新書や文庫本ではなく、たまには分厚い単行本を手に取ってみたくなります。今回ご紹介する『エレファントム』と言う本は時々読み返したくなる大好きな本の一冊です。著者はライアル・ワトソン博士、翻訳は福岡伸一氏と高橋紀子氏です。
まず、目次から拾ってみましょう。
第1章 白い象を見た少年
第2章 羊の皮を着た男
第3章「火遊び」をした日
第4章 象たちの受難
第5章 追跡の果て
第6章 クニスナの太母
第7章 時空を超えて
どうですか。目次を読んだだけでも興味が湧きませんか?
この本は南アフリカのケープ(クニスナ付近)から話が始まります。人類発祥の地ともされている場所の辺りには遠い昔、沢山の象が住んでいたと言います。著者は子供の頃、ストランドローバーと呼ばれる仲間と共に海に接した断崖絶壁の向こうに乳白色の巨象を見たのです。その偉大で寡黙な動きは一瞬のまぼろしなのかとも思えたとあります。その乳白色の巨象はそこで何をしていたのでしょう?鯨の徘徊する海に向かって何を語っていたのでしょう。彼はそこで昔からこの地に住み続けて来た現地人の末裔に会うのです。

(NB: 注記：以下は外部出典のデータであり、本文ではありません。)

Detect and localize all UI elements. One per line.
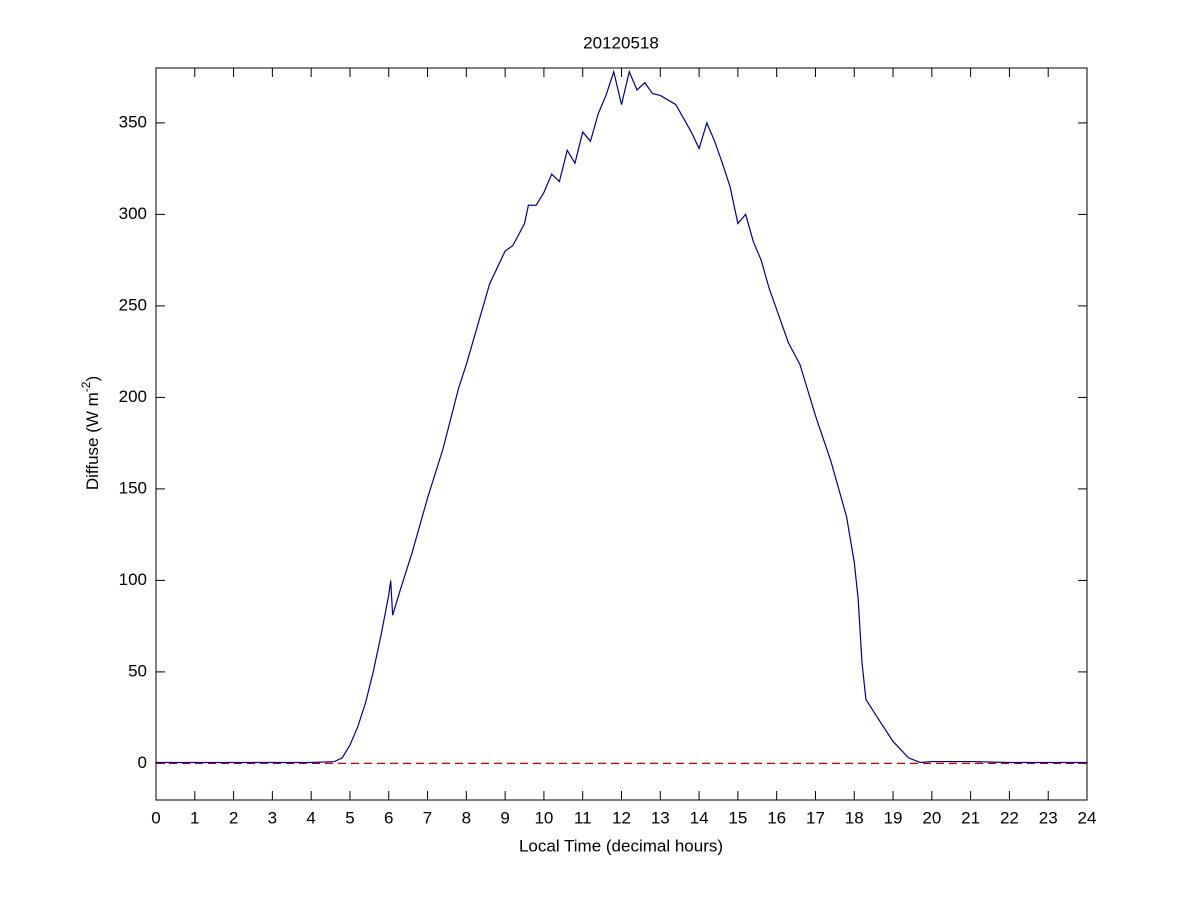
x-tick-label: 2 [229,808,238,827]
x-tick-label: 18 [845,808,864,827]
x-tick-label: 17 [806,808,825,827]
x-tick-label: 0 [151,808,160,827]
x-tick-label: 15 [728,808,747,827]
x-tick-label: 10 [534,808,553,827]
x-tick-label: 5 [345,808,354,827]
x-tick-label: 9 [500,808,509,827]
y-axis-label-sup: -2 [79,381,93,392]
x-tick-label: 11 [574,808,592,827]
x-tick-label: 3 [268,808,277,827]
y-tick-label: 100 [119,570,147,589]
data-line [156,69,1087,764]
chart-title: 20120518 [583,33,659,52]
y-tick-label: 350 [119,112,147,131]
y-axis-label-end: ) [83,376,102,382]
x-tick-label: 16 [767,808,786,827]
y-tick-label: 250 [119,295,147,314]
y-tick-label: 300 [119,204,147,223]
x-tick-label: 23 [1039,808,1058,827]
y-tick-label: 50 [128,661,147,680]
x-tick-label: 14 [690,808,709,827]
y-tick-label: 0 [138,753,147,772]
y-axis-label: Diffuse (W m-2) [79,376,102,490]
x-tick-label: 13 [651,808,670,827]
x-tick-label: 12 [612,808,631,827]
y-axis-label-main: Diffuse (W m [83,392,102,490]
x-tick-label: 21 [961,808,980,827]
x-axis-label: Local Time (decimal hours) [519,836,723,855]
x-tick-label: 7 [423,808,432,827]
x-tick-label: 8 [462,808,471,827]
x-tick-label: 4 [306,808,315,827]
x-tick-label: 24 [1078,808,1097,827]
y-tick-label: 150 [119,478,147,497]
x-tick-label: 1 [190,808,199,827]
x-tick-label: 19 [884,808,903,827]
y-tick-label: 200 [119,387,147,406]
x-tick-label: 20 [922,808,941,827]
x-tick-label: 6 [384,808,393,827]
plot-frame [155,67,1088,801]
x-tick-label: 22 [1000,808,1019,827]
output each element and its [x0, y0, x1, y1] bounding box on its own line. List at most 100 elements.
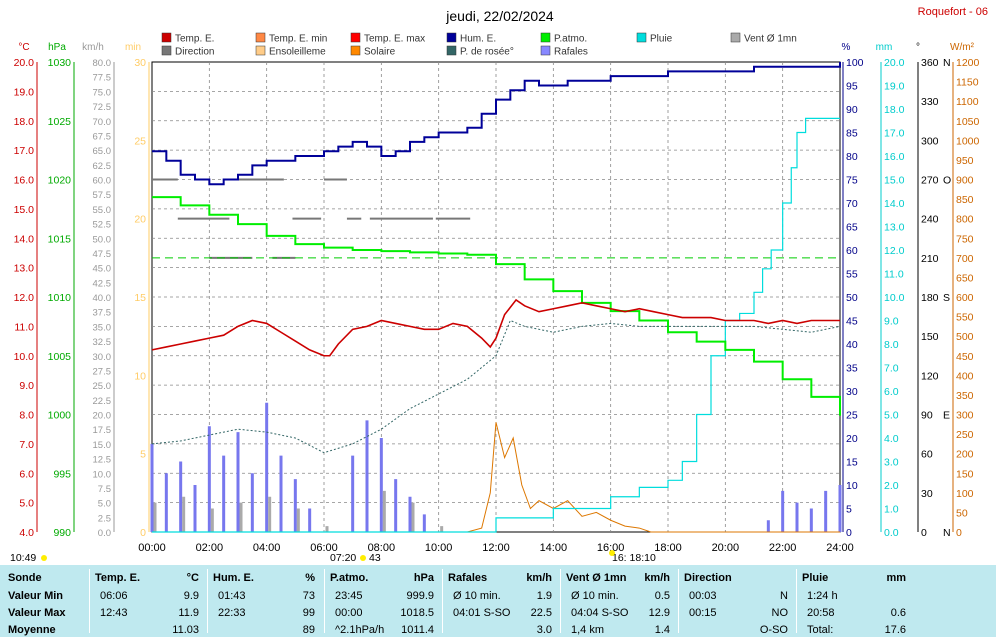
humidity-tick-label: 45	[846, 316, 858, 328]
wind-tick-label: 37.5	[93, 308, 112, 319]
x-tick-label: 24:00	[826, 542, 854, 554]
legend-swatch	[540, 45, 551, 56]
sun-dot	[41, 555, 47, 561]
rain-tick-label: 18.0	[884, 104, 905, 116]
stats-cell-value: O-SO	[759, 624, 788, 636]
wind-tick-label: 80.0	[93, 58, 112, 69]
legend-label: Rafales	[554, 47, 588, 58]
stats-cell-value: 73	[302, 590, 315, 602]
humidity-line	[152, 62, 841, 186]
temp-tick-label: 11.0	[14, 321, 34, 333]
stats-cell-time: 23:45	[335, 590, 363, 602]
temp-axis-unit: °C	[18, 42, 29, 53]
wind-tick-label: 20.0	[93, 411, 112, 422]
solar-tick-label: 1000	[956, 135, 980, 147]
sunshine-tick-label: 15	[134, 292, 146, 304]
x-tick-label: 20:00	[712, 542, 740, 554]
legend-label: Ensoleilleme	[269, 47, 326, 58]
stats-cell-value: 0.5	[654, 590, 670, 602]
station-name: Roquefort - 06	[918, 6, 988, 18]
temp-tick-label: 17.0	[14, 145, 35, 157]
temp-tick-label: 20.0	[14, 57, 35, 69]
stats-col-header: Temp. E.	[95, 572, 141, 584]
rain-tick-label: 4.0	[884, 433, 899, 445]
pressure-tick-label: 1000	[48, 410, 72, 422]
humidity-tick-label: 65	[846, 222, 858, 234]
solar-tick-label: 0	[956, 527, 962, 539]
solar-tick-label: 550	[956, 312, 974, 324]
stats-cell-value: 1011.4	[401, 624, 434, 636]
x-tick-label: 18:00	[654, 542, 682, 554]
sunrise-label: 07:20	[330, 552, 356, 564]
legend-swatch	[255, 45, 266, 56]
wind-tick-label: 67.5	[93, 131, 112, 142]
wind-tick-label: 70.0	[93, 117, 112, 128]
wind-tick-label: 40.0	[93, 293, 112, 304]
wind-tick-label: 7.5	[98, 484, 111, 495]
solar-tick-label: 700	[956, 253, 974, 265]
direction-tick-label: 0	[921, 527, 927, 539]
weather-chart: jeudi, 22/02/2024 Roquefort - 06 Temp. E…	[10, 6, 988, 564]
wind-tick-label: 47.5	[93, 249, 112, 260]
legend-swatch	[350, 45, 361, 56]
pressure-tick-label: 990	[53, 527, 71, 539]
dewpoint-line	[151, 319, 841, 454]
temp-tick-label: 4.0	[19, 527, 34, 539]
pressure-tick-label: 995	[53, 468, 71, 480]
humidity-tick-label: 50	[846, 292, 858, 304]
rain-axis-unit: mm	[876, 42, 893, 53]
legend-swatch	[446, 45, 457, 56]
x-tick-label: 10:00	[425, 542, 453, 554]
x-tick-label: 12:00	[482, 542, 510, 554]
plot-area	[150, 61, 842, 533]
stats-cell-time: Ø 10 min.	[453, 590, 501, 602]
sunshine-tick-label: 20	[134, 214, 146, 226]
legend-swatch	[446, 32, 457, 43]
legend-swatch	[255, 32, 266, 43]
rain-tick-label: 16.0	[884, 151, 905, 163]
humidity-tick-label: 10	[846, 480, 858, 492]
wind-tick-label: 0.0	[98, 528, 111, 539]
sunrise-label-b: 43	[369, 552, 381, 564]
wind-tick-label: 12.5	[93, 455, 112, 466]
rain-tick-label: 0.0	[884, 527, 899, 539]
wind-tick-label: 25.0	[93, 381, 112, 392]
stats-col-header: Rafales	[448, 572, 488, 584]
stats-col-unit: hPa	[413, 572, 434, 584]
wind-tick-label: 62.5	[93, 161, 112, 172]
stats-col-header: P.atmo.	[330, 572, 369, 584]
stats-col-unit: %	[305, 572, 315, 584]
stats-col-header: Sonde	[8, 572, 42, 584]
solar-tick-label: 600	[956, 292, 974, 304]
temperature-line	[151, 298, 840, 357]
solar-tick-label: 100	[956, 488, 974, 500]
humidity-tick-label: 85	[846, 128, 858, 140]
wind-tick-label: 75.0	[93, 87, 112, 98]
humidity-tick-label: 25	[846, 410, 858, 422]
stats-cell-value: 3.0	[536, 624, 552, 636]
x-tick-label: 16:00	[597, 542, 625, 554]
stats-cell-time: 04:01 S-SO	[453, 607, 511, 619]
pressure-tick-label: 1030	[48, 57, 72, 69]
legend: Temp. E. Temp. E. min Temp. E. max Hum. E. P…	[161, 32, 797, 58]
humidity-tick-label: 60	[846, 245, 858, 257]
stats-cell-time: 12:43	[100, 607, 128, 619]
stats-cell-time: 00:00	[335, 607, 363, 619]
stats-cell-value: N	[780, 590, 788, 602]
humidity-tick-label: 20	[846, 433, 858, 445]
rain-tick-label: 5.0	[884, 410, 899, 422]
wind-tick-label: 32.5	[93, 337, 112, 348]
direction-axis-unit: °	[916, 42, 920, 53]
stats-table: Sonde Valeur Min Valeur Max Moyenne Temp. E.…	[0, 565, 996, 637]
stats-cell-time: 04:04 S-SO	[571, 607, 629, 619]
humidity-tick-label: 40	[846, 339, 858, 351]
temp-tick-label: 9.0	[19, 380, 34, 392]
stats-cell-value: 9.9	[183, 590, 199, 602]
legend-swatch	[540, 32, 551, 43]
humidity-axis-unit: %	[842, 42, 851, 53]
solar-tick-label: 950	[956, 155, 974, 167]
pressure-tick-label: 1005	[48, 351, 72, 363]
wind-tick-label: 42.5	[93, 278, 112, 289]
direction-tick-label: 330	[921, 96, 939, 108]
legend-swatch	[730, 32, 741, 43]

「コイコイ族」であろうと思われる、その現地人の彼の名前は「!カンマ」。ここで、15世紀からのポルトガルの入植から始まる南アフリカの事情が語られます。この地はその後本格的なオランダの入植が始まり、生活様式の変化と共に「コイ族」「サン族」といった現地の人たちは隷属させられ、数を減らしていったと言います。そして、その末裔とも思われる野生の人「!カンマ」に案内されてあの巨象にもう一度会うのです。
象と人には昔から多くの共通点があると言います。それぞれが誕生してから進化を重ね、南アフリカのケープからまだ未開の地であった「北」を目指した事です。さて、カンマと共に過ごした最後の日、彼は人の魂に触れるような体験をします。しかし、カンマが去った時、象の気配も消えていたのでした。
南アフリカにおける象の受難はご存知でしょうか。よく知られている象牙を手に入れるための密猟だけでは無かったのです。植民地政府の「象害」に対するずさんな政策が象を激減させてしまったのです。19世紀の終わりには南アフリカのすべての場所から象が消えたとも言われます。その非情なやり方を私はあらためて書く気になりません。
著者は3年経って再びクニスナと言う象のいた場所を訪ねてみます。そこで、クロースと言う名の森の人と知り合います。現在の象の様子を知っている彼の口から「カンマ」と言う著者にとって懐かしい名前を聞いた時、あの白い巨象が象徴的に思い出されるのです。話はダブルかも知れませんが、ケープのるつぼから生まれた一人の女性。彼女の遺伝子が現在生きているすべての人間に受け継がれていると言います。そして人は食料を求めて北を目指しました。同じように象もこのケープからその土地に合わせて進化をしながら食料を求めて北へと向かったのです。
著者は動物行動学者になります。いつも脳裏にあるのは象の事です。彼はオックスフォード大学のティンバーゲン博士に紹介を受けロンドン動物園でデスモンド・モリスの指導のもと哺乳類の研究を進めます。3年後ティンバーゲン博士の口頭試問で博士号を取得し、あの南アフリカに戻り、ヨハネスブルグ動物園に入るのです。そこで「デライラ」と言う雌の象と親しくなります。
クリスナの象は一頭だけかもしれないと聞いて、著者は再びクリスナに戻ります。そこであのイエローウッドの巨木に佇み、断崖絶壁のミルクウッドの木の陰に海に向かって立つ「クリスナの太母」と言われている最後の雌象と崖下の大海原のシロナガスクジラの低周波の会話を著者は感じ取るのです。それは悲壮感に満ちながら、崇高なものを感じさせます。
さて、あのカンマと共に見た白い象は果たして幻だったのでしょうか。
博士はその事について彼なりの見解を述べていきます。象の魂が漂っている南アフリカ・ケープのクリスナ、唯一野生の象がいるとされる場所。どこまでも不思議と遠い歴史がない混ぜになって私に語りかけてくる本です。実は私は昔からこの地を訪ねたいと思っていました。とても行けない所だと分かっているからでしょうか。大陸の果て、例えば南アメリカのパタゴニアなどにもとても興味を惹かれます。
人間社会の発展と共に、自然界にある多くの動植物が消えようとしています。この本はその事を指摘しながら、白い巨象に夢を見させてくれるとてもロマンに満ちた本です。